Defence contractor Chemring Group has issued a profit warning after a delay in revenue from an ammunition supply deal in the Middle East.

It said a cash advance payment of £12m associated with the contract may not be received until its 2016 financial year.

As a result the business lowered its forecast for full-year underlying operating profit by nearly one third.

That saw its shares fall by more than 40 per cent to a 10-year low in early trading.

Chemring, which makes products including ejector seats for fighter jets and flares used to counter heat-seeking missiles, cut its forecast for 2015 underlying operating profit to £33 million, from £49m.

The company, which employs more than 200 at its Energetics UK business in Ardeer, Ayrshire, has been struggling with delays in its Middle Eastern contracts as well as defence budget cuts in key markets.

Figures released in June showed that defence spending by NATO countries is set to fall again this year in real terms.

Chemring chief executive Michael Flowers said the ammunition products are ready but the business is still waiting on the "receipt of necessary permits and export approvals associated with this contract".

Mr Flowers added: "Given the proximity of our year end, the board considers that there is now a realistic prospect that the Group does not receive these permits and approvals in time to recognise revenue under the contract in the current financial year."
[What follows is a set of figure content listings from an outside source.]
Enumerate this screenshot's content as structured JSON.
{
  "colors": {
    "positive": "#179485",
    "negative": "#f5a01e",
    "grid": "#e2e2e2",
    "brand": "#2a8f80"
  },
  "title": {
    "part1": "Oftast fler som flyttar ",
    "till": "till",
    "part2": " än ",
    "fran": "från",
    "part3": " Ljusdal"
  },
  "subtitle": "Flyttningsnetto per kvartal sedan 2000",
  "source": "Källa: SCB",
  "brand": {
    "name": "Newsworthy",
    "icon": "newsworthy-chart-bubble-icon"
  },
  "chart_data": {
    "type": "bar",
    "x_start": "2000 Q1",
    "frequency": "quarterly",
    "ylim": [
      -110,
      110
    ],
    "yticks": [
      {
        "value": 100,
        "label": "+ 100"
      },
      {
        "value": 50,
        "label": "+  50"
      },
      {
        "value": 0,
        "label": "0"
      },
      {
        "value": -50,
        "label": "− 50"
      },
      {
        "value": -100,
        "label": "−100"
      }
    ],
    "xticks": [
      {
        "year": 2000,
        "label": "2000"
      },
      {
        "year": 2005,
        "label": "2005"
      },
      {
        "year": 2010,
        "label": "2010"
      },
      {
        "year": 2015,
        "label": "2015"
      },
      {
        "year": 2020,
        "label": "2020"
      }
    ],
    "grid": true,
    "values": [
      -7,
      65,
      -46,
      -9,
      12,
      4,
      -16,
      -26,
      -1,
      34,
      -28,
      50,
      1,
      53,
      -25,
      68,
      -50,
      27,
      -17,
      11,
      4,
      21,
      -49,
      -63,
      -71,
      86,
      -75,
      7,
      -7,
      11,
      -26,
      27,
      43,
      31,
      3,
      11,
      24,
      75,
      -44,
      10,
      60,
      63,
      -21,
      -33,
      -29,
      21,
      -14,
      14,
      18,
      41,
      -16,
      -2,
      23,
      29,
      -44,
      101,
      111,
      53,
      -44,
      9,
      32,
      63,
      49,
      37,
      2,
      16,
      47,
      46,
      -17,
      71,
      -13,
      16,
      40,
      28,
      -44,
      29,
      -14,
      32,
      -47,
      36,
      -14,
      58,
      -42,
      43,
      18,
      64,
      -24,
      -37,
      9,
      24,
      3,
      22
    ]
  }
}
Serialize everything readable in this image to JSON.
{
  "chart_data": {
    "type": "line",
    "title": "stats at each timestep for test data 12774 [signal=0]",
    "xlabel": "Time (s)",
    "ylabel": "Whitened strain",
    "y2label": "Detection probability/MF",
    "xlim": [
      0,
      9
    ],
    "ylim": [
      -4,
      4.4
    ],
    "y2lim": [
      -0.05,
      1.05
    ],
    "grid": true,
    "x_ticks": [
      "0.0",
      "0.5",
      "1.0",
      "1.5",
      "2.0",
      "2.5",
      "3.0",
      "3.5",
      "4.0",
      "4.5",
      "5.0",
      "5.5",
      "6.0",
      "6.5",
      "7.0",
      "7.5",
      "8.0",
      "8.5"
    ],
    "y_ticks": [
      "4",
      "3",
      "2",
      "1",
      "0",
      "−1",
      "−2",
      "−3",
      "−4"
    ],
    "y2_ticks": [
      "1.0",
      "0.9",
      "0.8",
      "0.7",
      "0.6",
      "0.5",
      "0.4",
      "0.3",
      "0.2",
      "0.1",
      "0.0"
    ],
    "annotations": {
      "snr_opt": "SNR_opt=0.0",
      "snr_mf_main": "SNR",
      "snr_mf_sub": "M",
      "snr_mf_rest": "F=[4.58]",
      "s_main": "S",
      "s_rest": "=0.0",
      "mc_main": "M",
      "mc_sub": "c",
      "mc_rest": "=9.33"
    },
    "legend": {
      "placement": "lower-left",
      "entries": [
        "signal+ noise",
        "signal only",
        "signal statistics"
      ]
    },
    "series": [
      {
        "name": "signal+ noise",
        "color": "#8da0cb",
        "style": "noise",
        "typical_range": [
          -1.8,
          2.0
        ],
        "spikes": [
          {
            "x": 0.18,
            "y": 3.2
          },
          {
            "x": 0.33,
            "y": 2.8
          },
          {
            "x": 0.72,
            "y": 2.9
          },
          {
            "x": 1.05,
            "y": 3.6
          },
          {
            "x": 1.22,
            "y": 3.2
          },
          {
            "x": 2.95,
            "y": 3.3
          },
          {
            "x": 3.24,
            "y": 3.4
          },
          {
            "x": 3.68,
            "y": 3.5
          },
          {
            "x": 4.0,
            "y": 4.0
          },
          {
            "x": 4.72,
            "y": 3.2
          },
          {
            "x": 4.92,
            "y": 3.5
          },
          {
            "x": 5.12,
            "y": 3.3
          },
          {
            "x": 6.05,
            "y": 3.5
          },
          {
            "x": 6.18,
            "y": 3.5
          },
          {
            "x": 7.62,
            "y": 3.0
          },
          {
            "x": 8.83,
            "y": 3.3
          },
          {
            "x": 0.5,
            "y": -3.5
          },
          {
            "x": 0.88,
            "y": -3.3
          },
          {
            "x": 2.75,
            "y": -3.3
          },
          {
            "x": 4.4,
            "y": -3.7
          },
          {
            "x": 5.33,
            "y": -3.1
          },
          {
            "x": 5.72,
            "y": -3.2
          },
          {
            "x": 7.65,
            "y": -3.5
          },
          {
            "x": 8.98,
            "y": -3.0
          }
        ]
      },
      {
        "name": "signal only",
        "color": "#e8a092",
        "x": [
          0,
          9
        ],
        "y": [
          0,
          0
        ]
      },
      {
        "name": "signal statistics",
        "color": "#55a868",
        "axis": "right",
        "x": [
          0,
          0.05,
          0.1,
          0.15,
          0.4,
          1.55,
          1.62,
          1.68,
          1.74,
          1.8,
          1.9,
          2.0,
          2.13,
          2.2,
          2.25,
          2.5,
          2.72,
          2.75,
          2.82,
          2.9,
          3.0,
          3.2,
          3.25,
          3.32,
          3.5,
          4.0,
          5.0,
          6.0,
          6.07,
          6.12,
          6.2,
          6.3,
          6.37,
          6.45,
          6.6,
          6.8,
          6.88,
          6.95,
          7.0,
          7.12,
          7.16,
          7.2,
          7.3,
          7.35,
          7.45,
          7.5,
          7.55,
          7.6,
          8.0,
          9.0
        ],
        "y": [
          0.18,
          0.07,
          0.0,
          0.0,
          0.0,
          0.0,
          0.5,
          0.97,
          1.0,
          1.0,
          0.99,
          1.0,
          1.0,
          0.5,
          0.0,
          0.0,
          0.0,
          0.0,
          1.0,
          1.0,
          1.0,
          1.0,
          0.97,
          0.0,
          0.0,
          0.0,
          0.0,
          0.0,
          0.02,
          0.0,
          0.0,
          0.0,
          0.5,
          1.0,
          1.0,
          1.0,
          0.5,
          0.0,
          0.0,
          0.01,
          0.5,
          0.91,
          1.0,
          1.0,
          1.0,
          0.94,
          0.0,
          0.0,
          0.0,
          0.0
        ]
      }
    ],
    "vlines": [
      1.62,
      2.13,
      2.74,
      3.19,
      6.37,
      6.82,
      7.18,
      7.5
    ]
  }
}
Chemring said it would also speak to its creditors about amending the terms of its debt covenants, and plans to raise up to £90m through a rights issue which is likely to take place early next year.

In a note Panmure Gordon analyst Sanjay Jha described the update as a "horrible profit warning" and cut the rating on the Chemring stock from buy to sell.

Chris Dyett from Investec said it will be a "meaningful miss to profit expectations" and added: "The company is likely to be close to its banking and loan note covenants. The company will seek to negotiate amendments and a waiver."

Mr Flowers said managing the company's debt had hampered its ability to focus on operations.

"The recent progress of the group has been impeded by its high levels of debt and associated interest costs," he said.

The company had net debt of £149m as at 30 April.